In response to these challenges, military spending has increased and salaries in the security sector have doubled, all without a clear source of funding. As a result, the fiscal deficit has grown. It is estimated that these expenditures could reach up to 2.4% of GDP each year. In addition, the state loses about $400 million due to the inability to collect taxes in areas controlled by armed groups.

The role of the IMF: beyond financing
The IMF's main objective is to promote sustainable financial stability and prosperity for its member countries through three fundamental missions: monetary cooperation, promoting trade and economic growth, and preventing policies that affect prosperity.
In the case of the DRC, the Fund has recommended reducing government spending, reviewing certain tax exemptions and improving control over the mining sector to ensure that revenues reach the state.
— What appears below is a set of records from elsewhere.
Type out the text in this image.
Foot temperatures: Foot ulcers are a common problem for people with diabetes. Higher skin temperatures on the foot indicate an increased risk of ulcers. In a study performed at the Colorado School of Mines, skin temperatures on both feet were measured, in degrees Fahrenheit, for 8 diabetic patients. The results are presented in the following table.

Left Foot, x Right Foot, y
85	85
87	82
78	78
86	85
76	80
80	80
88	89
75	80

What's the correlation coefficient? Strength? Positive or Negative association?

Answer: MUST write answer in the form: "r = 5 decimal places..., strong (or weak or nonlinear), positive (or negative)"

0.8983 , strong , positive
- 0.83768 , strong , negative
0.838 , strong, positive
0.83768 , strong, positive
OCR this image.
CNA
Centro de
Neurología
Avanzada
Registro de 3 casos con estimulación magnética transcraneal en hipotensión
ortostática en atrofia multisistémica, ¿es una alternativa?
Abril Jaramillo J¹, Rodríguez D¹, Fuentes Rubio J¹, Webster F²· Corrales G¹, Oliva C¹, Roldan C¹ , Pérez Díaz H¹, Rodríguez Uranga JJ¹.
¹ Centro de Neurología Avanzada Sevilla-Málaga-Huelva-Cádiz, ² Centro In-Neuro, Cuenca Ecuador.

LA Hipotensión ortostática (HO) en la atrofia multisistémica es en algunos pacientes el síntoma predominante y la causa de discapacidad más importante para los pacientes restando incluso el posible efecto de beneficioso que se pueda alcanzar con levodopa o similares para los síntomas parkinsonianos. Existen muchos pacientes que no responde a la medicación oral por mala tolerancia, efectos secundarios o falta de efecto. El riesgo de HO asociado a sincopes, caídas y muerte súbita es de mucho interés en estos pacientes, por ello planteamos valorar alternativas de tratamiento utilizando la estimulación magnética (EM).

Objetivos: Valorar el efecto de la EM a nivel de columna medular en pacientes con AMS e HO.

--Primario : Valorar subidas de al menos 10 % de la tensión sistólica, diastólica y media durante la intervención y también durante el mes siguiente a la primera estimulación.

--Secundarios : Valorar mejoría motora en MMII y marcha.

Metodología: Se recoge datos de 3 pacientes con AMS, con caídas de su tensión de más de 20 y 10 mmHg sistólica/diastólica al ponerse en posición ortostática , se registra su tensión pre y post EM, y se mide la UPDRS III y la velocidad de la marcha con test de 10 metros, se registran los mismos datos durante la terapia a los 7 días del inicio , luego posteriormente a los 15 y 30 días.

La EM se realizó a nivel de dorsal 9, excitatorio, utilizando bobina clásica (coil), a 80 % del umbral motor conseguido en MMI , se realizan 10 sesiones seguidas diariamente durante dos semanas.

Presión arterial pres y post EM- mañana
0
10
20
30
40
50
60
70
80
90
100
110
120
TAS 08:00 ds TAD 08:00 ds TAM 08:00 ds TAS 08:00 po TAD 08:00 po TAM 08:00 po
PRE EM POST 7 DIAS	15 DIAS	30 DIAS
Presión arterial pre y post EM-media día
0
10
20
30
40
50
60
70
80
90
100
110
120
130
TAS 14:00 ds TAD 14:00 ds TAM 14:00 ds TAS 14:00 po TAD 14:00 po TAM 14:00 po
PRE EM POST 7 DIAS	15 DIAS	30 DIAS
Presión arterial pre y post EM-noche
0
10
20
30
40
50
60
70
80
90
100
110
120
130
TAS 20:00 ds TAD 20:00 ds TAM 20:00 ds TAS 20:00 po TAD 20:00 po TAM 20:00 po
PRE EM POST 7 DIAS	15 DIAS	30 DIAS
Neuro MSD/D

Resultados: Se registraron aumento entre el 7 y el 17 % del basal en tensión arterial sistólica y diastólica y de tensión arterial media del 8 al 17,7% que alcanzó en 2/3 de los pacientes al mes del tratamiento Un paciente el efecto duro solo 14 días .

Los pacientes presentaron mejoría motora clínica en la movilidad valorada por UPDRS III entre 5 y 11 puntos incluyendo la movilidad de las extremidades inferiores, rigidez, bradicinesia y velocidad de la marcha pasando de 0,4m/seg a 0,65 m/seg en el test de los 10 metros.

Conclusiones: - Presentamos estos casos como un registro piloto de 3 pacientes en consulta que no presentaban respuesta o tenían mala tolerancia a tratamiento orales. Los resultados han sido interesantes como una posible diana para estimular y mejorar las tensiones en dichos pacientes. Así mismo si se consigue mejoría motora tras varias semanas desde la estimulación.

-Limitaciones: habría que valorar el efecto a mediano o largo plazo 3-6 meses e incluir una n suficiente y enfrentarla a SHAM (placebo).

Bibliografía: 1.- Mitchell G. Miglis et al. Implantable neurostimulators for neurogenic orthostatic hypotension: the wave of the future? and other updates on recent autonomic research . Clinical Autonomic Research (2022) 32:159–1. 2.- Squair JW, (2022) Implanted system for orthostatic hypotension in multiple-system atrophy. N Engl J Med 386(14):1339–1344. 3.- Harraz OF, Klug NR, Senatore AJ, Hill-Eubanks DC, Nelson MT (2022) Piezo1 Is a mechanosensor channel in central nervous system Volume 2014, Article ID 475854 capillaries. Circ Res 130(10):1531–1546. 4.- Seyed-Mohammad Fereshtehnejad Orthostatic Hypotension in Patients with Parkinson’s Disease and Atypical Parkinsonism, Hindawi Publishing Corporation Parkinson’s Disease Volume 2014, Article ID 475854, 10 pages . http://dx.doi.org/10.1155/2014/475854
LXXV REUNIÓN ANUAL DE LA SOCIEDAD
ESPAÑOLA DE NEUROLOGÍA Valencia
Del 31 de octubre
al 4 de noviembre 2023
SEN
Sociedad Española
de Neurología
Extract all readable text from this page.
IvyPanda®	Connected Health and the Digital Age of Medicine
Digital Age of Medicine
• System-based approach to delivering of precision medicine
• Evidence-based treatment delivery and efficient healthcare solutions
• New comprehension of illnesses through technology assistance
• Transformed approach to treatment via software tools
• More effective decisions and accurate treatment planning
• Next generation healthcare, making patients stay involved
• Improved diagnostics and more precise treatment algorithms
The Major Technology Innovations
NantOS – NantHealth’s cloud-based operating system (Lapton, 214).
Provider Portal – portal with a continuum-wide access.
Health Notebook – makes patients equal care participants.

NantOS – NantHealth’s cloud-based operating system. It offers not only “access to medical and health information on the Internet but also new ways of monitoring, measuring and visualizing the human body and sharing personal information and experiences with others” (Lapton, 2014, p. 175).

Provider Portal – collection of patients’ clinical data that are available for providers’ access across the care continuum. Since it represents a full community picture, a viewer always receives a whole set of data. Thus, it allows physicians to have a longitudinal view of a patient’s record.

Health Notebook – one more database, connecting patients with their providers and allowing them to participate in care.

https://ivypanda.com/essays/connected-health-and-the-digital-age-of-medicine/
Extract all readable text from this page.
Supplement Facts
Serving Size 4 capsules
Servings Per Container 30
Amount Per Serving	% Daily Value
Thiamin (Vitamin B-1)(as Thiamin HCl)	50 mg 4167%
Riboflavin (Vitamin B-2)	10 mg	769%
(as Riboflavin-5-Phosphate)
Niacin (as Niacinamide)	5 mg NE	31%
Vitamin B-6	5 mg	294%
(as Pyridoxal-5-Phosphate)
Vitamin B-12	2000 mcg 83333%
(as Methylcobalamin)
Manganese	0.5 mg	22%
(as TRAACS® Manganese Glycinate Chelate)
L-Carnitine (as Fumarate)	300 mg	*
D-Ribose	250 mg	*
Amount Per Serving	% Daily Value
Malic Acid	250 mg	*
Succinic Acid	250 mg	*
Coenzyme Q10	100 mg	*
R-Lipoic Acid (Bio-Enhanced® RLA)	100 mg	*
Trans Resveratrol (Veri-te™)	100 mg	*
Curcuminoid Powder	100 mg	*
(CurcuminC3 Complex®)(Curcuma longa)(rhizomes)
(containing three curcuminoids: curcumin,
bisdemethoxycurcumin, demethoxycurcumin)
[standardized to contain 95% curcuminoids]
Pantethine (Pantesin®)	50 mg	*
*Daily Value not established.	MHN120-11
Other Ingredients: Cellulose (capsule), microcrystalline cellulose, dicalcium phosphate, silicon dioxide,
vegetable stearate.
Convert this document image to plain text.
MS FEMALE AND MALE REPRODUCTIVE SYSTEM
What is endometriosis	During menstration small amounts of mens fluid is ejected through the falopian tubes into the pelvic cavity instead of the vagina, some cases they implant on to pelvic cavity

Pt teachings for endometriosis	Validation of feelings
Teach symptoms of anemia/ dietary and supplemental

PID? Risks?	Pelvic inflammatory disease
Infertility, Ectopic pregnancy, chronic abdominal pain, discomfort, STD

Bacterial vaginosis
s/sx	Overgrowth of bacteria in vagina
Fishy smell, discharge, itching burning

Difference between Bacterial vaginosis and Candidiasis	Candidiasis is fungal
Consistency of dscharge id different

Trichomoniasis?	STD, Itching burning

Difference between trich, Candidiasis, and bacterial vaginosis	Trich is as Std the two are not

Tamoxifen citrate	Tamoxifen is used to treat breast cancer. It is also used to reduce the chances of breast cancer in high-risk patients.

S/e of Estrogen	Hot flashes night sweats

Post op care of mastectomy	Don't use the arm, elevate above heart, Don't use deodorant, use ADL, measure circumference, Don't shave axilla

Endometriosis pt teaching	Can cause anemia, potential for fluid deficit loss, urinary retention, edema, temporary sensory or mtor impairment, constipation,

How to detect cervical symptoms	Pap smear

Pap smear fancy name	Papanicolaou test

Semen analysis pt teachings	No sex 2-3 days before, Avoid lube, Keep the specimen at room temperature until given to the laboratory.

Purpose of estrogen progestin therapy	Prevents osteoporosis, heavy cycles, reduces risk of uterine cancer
According to its official website, the IMF highlighted that significant progress has already been made, such as the operationalisation of the Treasury; the decentralisation of spending; the creation of a single Treasury account; and the transition to a resource-based fiscal framework to protect spending from the volatility of extractive revenues.
The organisation also urges the Congolese government to devote greater effort to mobilising domestic revenue. Among the measures suggested are accelerating standardised VAT invoicing; implementing a revenue plan; reducing inefficient tax exemptions; combating tax evasion in mining exports; and strengthening customs controls. Finally, it highlights its call for strengthening governance and transparency (especially in the extractive sector) to combat corruption and improve the business climate.

Despite the recommendations, the new agreement between Kinshasa and the IMF, negotiated between 30 April and 13 May, proves to be the product of an unprecedented institutional effort. While it is not an immediate solution to the country's problems, it represents a long-term strategy for building a more robust economy. In a region marked by instability, where state authority is undermined not only by violence but also by a lack of basic services, improving fiscal efficiency becomes a means of regaining control and sovereignty.
With this agreement, the DRC aims both to stabilise its economy and to change the image it projects to the world. Despite internal conflicts, it demonstrates a willingness to transform and a commitment to change from within. Proof of this is the leadership of President Félix Antoine Tshisekedi and the coordination of Prime Minister Judith Suminwa Tuluka, under whom the government team has worked closely, despite the current challenges. In addition, the participation of key figures, such as the ministers of finance and budget, as well as the governor of the Central Bank, Malangu Kabedi, reflects an effort to unite the political and technical spheres.
The result is therefore a modification of the economic programme that seeks to address both the challenges of the armed conflict and the demands of growth.
"The authorities of the Democratic Republic of the Congo and the IMF team have reached a staff-level agreement on the first review of the Democratic Republic of the Congo's three-year economic and financial programme, financed by the IMF under the SCA, subject to approval by IMF management and the Executive Board. Consideration by the IMF Executive Board is tentatively scheduled for late June 2025," said Calixte Ahokpossi, Chief of the IMF Mission to the Democratic Republic of the Congo.